UKOG comments on UK Budget measures

The Board of UKOG notes the stimulus to the UK oil and gas industry in yesterday's UK Budget.

Stephen Sanderson, UKOG's CEO, commented today;

"The UK oil industry continues to make a meaningful contribution to the UK economy, but has clearly been under intense pressure, both offshore and onshore, following the recent steep drop in world oil prices. As a recent explorer for new resources onshore, and a developer of existing UK oil fields UKOG welcomes the measures announced yesterday by the Chancellor of the Exchequer to provide much needed medium term stimulus to the industry. The new fiscal regime has a positive impact for all UK producing oil fields and undeveloped discoveries and thus should have a positive impact on UK tax receipts, energy self-reliance and employment. It certainly provides added incentive and commitment for UKOG to become more active in the UK oil and gas sector."

UKOG benefits directly from two important measures included in the Budget.

  1. The reduction in Supplementary Charge tax from 30% to 20%: This reduces the overall tax rate (Corporation Tax plus Supplementary Charge) for newer UK fields from 60% to 50%. Every UK asset owned by UKOG is favourably impacted by this tax reduction, particularly UKOG's existing production at the Horndean and Avington fields. UKOG's potential onshore field developments at Horse Hill, Markwells Wood and Baxters Copse are also rendered more commercially attractive.
  2. The introduction of a new offshore "Investment Allowance", exempting 62.5% of future taxable profits from Supplementary Charge:  This allowance has a strong impact on the commerciality of any future discovery in UKOG's P1916 licence, offshore Isle of Wight.

UKOG also further benefits indirectly from the favourable impact of the Budget on Angus Energy, where UKOG is a 6% shareholder.

It should be noted that an "Onshore Allowance" was introduced in the UK 2014 Finance Act.  This allowance already provides for 75% of onshore field development costs to be offset against Supplementary Charge.
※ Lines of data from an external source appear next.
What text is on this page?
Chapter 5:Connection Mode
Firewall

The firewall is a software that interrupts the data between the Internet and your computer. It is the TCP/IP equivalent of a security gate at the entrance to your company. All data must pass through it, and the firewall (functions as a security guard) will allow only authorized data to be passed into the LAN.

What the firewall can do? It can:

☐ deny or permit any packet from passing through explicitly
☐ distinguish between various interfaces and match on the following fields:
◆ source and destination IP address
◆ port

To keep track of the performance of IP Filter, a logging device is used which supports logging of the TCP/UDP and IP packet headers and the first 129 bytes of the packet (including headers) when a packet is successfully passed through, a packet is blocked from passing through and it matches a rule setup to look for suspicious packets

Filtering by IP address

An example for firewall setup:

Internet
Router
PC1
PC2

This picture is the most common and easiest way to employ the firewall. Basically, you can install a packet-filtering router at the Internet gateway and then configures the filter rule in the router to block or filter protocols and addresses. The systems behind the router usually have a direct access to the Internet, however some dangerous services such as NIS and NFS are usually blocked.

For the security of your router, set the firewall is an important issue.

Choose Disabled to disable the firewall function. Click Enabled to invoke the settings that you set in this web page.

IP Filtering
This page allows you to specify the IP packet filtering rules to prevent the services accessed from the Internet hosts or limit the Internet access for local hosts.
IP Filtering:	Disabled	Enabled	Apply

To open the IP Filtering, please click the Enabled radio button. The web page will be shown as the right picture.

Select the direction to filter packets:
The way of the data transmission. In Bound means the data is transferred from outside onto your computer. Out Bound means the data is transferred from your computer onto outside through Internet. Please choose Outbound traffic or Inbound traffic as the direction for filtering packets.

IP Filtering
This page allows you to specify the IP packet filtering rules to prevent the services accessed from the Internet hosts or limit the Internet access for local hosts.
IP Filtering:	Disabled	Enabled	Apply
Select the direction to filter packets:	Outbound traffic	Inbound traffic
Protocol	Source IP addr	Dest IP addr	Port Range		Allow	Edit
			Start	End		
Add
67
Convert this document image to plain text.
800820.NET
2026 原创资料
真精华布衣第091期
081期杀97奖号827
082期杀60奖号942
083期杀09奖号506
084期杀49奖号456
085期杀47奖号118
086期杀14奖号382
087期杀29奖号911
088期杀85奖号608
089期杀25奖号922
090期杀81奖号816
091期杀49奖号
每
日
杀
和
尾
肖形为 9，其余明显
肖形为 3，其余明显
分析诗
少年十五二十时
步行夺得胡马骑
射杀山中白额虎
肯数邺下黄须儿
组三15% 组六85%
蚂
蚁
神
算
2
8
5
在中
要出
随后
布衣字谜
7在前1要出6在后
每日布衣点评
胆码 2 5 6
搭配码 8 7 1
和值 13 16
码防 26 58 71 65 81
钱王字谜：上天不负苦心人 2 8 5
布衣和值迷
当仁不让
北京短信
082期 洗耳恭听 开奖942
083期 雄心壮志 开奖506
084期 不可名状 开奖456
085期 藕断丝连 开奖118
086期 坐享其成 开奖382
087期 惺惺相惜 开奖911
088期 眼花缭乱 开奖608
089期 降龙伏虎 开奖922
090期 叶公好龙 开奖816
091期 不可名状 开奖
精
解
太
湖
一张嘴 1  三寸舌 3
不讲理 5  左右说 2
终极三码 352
UKOG notes that there is now an inconsistency between UK onshore and offshore oil and gas tax treatment, in that the new offshore Investment Allowance benefits investments, such as infill drilling, in existing offshore fields.  UKOG believes that a similar incentive for investment in existing UK onshore fields would provide a similarly beneficial activity stimulus and should be introduced at the earliest opportunity.